Did a Catholic conservative pave the way for the Trump presidency? TV’s new dramatisation of recent history, Mrs. America
In March 2016, a 92-year-old woman wearing a bright pink jacket joined the Republican candidate on stage at a primary rally in St Louis, the city of her birth. He had, she said, “the courage and the energy … to do what the grassroots want him to do. Because this is a grassroots uprising.”
The woman was Phyllis Schlafly, the conservative Catholic campaigner who became an icon of the Republican Right; she died six months after that appearance in St Louis, after waging a war against liberalism, feminism and globalism that spanned nearly three quarters of a century.
This week saw the launch of a new drama series on BBC2, Mrs.

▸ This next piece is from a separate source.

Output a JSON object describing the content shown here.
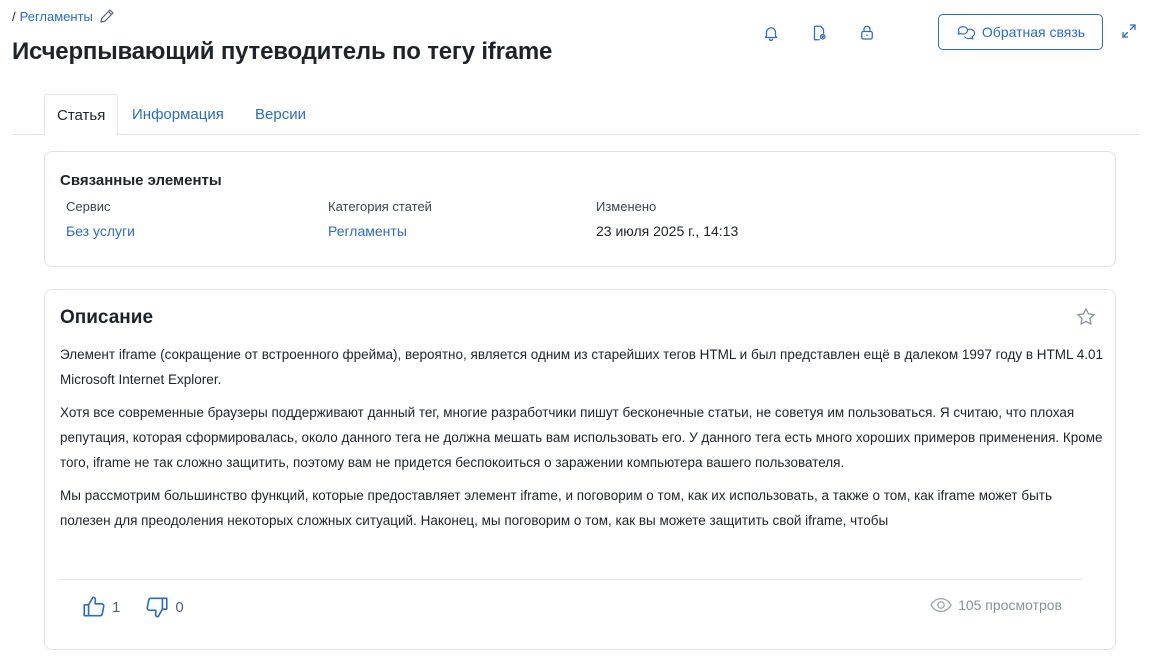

America (two episodes on 8 July), which revisits the political and cultural backdrop to the 1972 campaign that led to Schlafly’s derailment of the Equal Rights Amendment (ERA) to the American Constitution. It finds a landscape that is both a radical contrast to today and – with its knotty questions of gender and female empowerment looking now differently knotted – surprisingly similar. It is also the story of the feminist campaigners who opposed Schlafly. Forceful, intelligent women thrashing out ideas about freedom and equality: bring it on! And what a cast! Cate Blanchett as Schlafly, Rose Byrne as Gloria Steinem, Margo Martindale as Bella Abzug, Uzo Aduba as Shirley Chisholm and (scene-stealingly) Tracey Ullman as Betty Friedan.